Nissin Furniture Crafters traces its history back to 1946 when the company launched as a maker of dining tables, chairs, sofas, and similar Western-style furniture. But the woodworkers of the Hida area have been known for much, much longer, rising to fame in the Nara Period (710-794) for their work on temples such as Nara’s World Heritage Site, Todaiji. The Hida craftsmen were even “featured” in one of the world’s first fiction novels, The Tale of Genji.
Getting to Hida Barrel itself, Nissin Furniture Crafters has utilized their craft expertise and built their own machine specifically for making these casks. The company notes that this machine offers a world-first approach to fitting barrel heads to the barrel.

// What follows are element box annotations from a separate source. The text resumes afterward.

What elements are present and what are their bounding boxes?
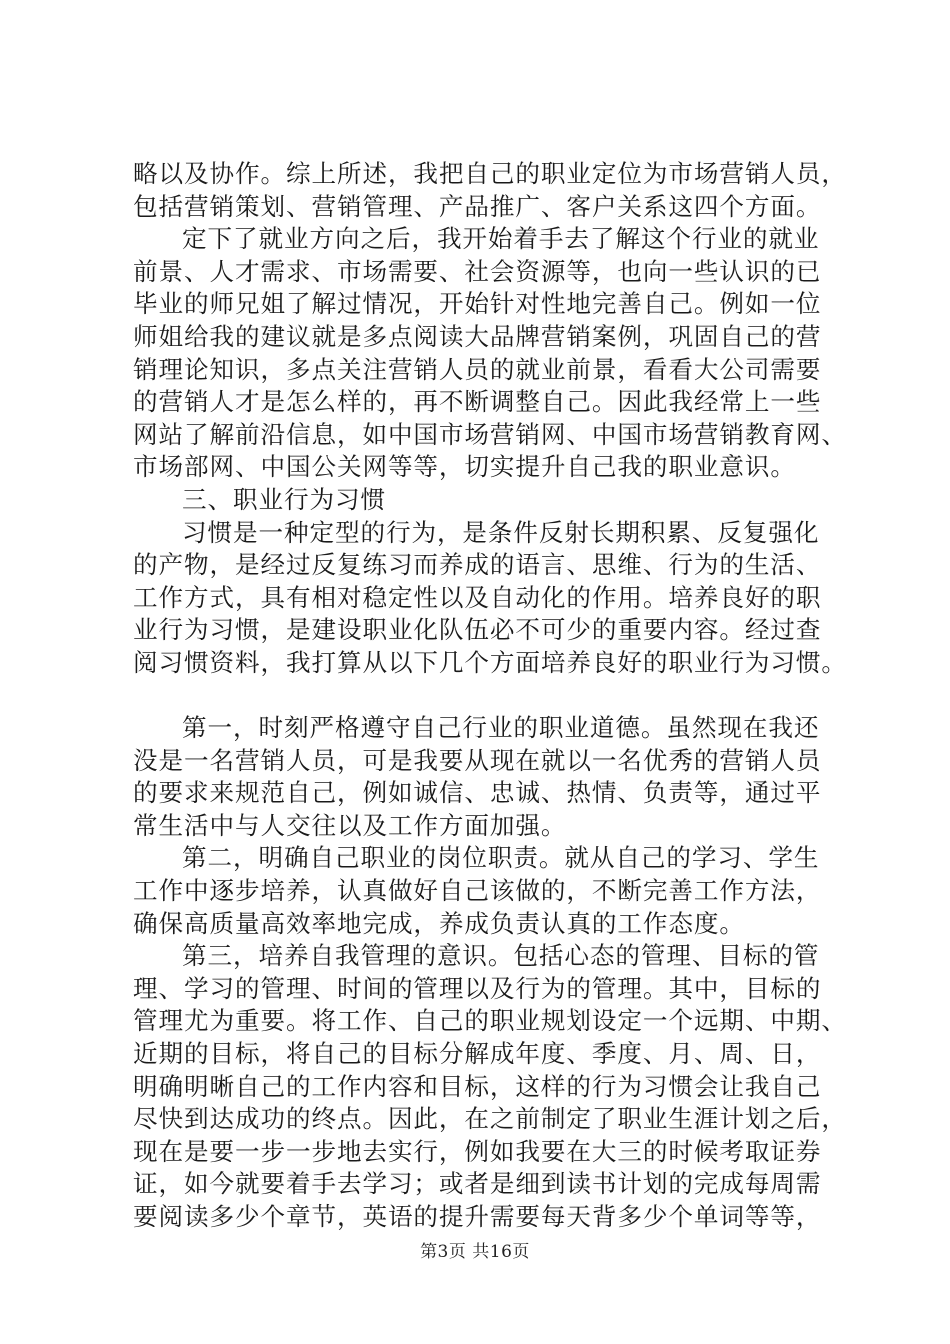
text-line: 管理尤为重要。将工作、自己的职业规划设定一个远期、中期、 xyxy=(133,1006,847,1036)
text-line: 的产物，是经过反复练习而养成的语言、思维、行为的生活、 xyxy=(133,550,822,580)
text-line: 的营销人才是怎么样的，再不断调整自己。因此我经常上一些 xyxy=(133,387,822,417)
text-line: 前景、人才需求、市场需要、社会资源等，也向一些认识的已 xyxy=(133,256,822,286)
text-line: 毕业的师兄姐了解过情况，开始针对性地完善自己。例如一位 xyxy=(133,289,822,319)
text-line: 第二，明确自己职业的岗位职责。就从自己的学习、学生 xyxy=(182,843,820,873)
text-line: 明确明晰自己的工作内容和目标，这样的行为习惯会让我自己 xyxy=(133,1071,822,1101)
text-line: 尽快到达成功的终点。因此，在之前制定了职业生涯计划之后， xyxy=(133,1104,847,1134)
text-line: 定下了就业方向之后，我开始着手去了解这个行业的就业 xyxy=(182,224,820,254)
text-line: 第一，时刻严格遵守自己行业的职业道德。虽然现在我还 xyxy=(182,713,820,743)
text-line: 现在是要一步一步地去实行，例如我要在大三的时候考取证券 xyxy=(133,1136,822,1166)
text-line: 证，如今就要着手去学习；或者是细到读书计划的完成每周需 xyxy=(133,1169,822,1199)
text-line: 阅习惯资料，我打算从以下几个方面培养良好的职业行为习惯。 xyxy=(133,647,847,677)
text-line: 第三，培养自我管理的意识。包括心态的管理、目标的管 xyxy=(182,941,820,971)
text-line: 近期的目标，将自己的目标分解成年度、季度、月、周、日， xyxy=(133,1039,822,1069)
text-line: 理、学习的管理、时间的管理以及行为的管理。其中，目标的 xyxy=(133,973,822,1003)
text-line: 师姐给我的建议就是多点阅读大品牌营销案例，巩固自己的营 xyxy=(133,321,822,351)
text-line: 习惯是一种定型的行为，是条件反射长期积累、反复强化 xyxy=(182,517,820,547)
document-body xyxy=(133,158,847,1234)
paragraph-gap xyxy=(133,680,833,713)
text-line: 业行为习惯，是建设职业化队伍必不可少的重要内容。经过查 xyxy=(133,615,822,645)
text-line: 工作方式，具有相对稳定性以及自动化的作用。培养良好的职 xyxy=(133,582,822,612)
page-number-footer: 第3页 共16页 xyxy=(420,1242,530,1262)
text-line: 市场部网、中国公关网等等，切实提升自己我的职业意识。 xyxy=(133,452,796,482)
section-heading: 三、职业行为习惯 xyxy=(182,484,386,514)
text-line: 没是一名营销人员，可是我要从现在就以一名优秀的营销人员 xyxy=(133,745,822,775)
text-line: 略以及协作。综上所述，我把自己的职业定位为市场营销人员， xyxy=(133,159,847,188)
text-line: 的要求来规范自己，例如诚信、忠诚、热情、负责等，通过平 xyxy=(133,778,822,808)
text-line: 工作中逐步培养，认真做好自己该做的，不断完善工作方法， xyxy=(133,876,822,906)
text-line: 网站了解前沿信息，如中国市场营销网、中国市场营销教育网、 xyxy=(133,419,847,449)
text-line: 常生活中与人交往以及工作方面加强。 xyxy=(133,810,567,840)
text-line: 确保高质量高效率地完成，养成负责认真的工作态度。 xyxy=(133,908,745,938)
text-line: 要阅读多少个章节，英语的提升需要每天背多少个单词等等， xyxy=(133,1202,822,1231)
text-line: 销理论知识，多点关注营销人员的就业前景，看看大公司需要 xyxy=(133,354,822,384)
text-line: 包括营销策划、营销管理、产品推广、客户关系这四个方面。 xyxy=(133,191,822,221)
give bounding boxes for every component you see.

Ordinarily, this fit is accomplished using a device called a crozer, which cuts grooves into the ends of the staves. The barrel head’s edges then get rounded so that they fit inside the grooves. After applying beeswax to ensure no leakage, the heads are squeezed into the grooves using a head press.
Nissin Furniture Crafters hasn’t been specific about how their new in-house machine changes this process other than to say that “the step to eliminate the gap between the head and the barrel” is not required. So they’re not using beeswax? Not utilizing a head press? They haven’t said.
In any case, orders are already being taken for the casks. They’re available in American oak and Japanese oak varieties–I believe that’s “Japanese oak” and not Mizunara–at 220L. The company estimates American oak will cost around 200,000 yen and Japanese oak around 250,000 yen.
How long will you have to wait? They say they’ll be able to cooper around 15 casks per month, given a yearly yield of 180 casks. The maximum lead time, presumably for Japan’s domestic market, is 45 days.
The company already has its first customer at the nearby Hida Takayama Distillery.
Coopering is a massive industry in the US, where around 4 million barrels are produced annually. But here in Japan, the big whisky companies have entirely in-housed coopering operations, with Suntory famously pioneering the use of Japanese mizunara oak during and after WW2 due to their inability to import Bourbon casks from the US (duh) or sherry casks from Europe.
More recently, though, with the rise of Japanese craft whisky, there are more and more distilleries that don’t have the expertise or budget to cooper their own casks. Importing ex-Bourbon/sherry/wine/whatever casks may be the default choice, but surely a second independent cooperage in Japan offering virgin American and Japanese oak casks will be a welcome addition to the industry.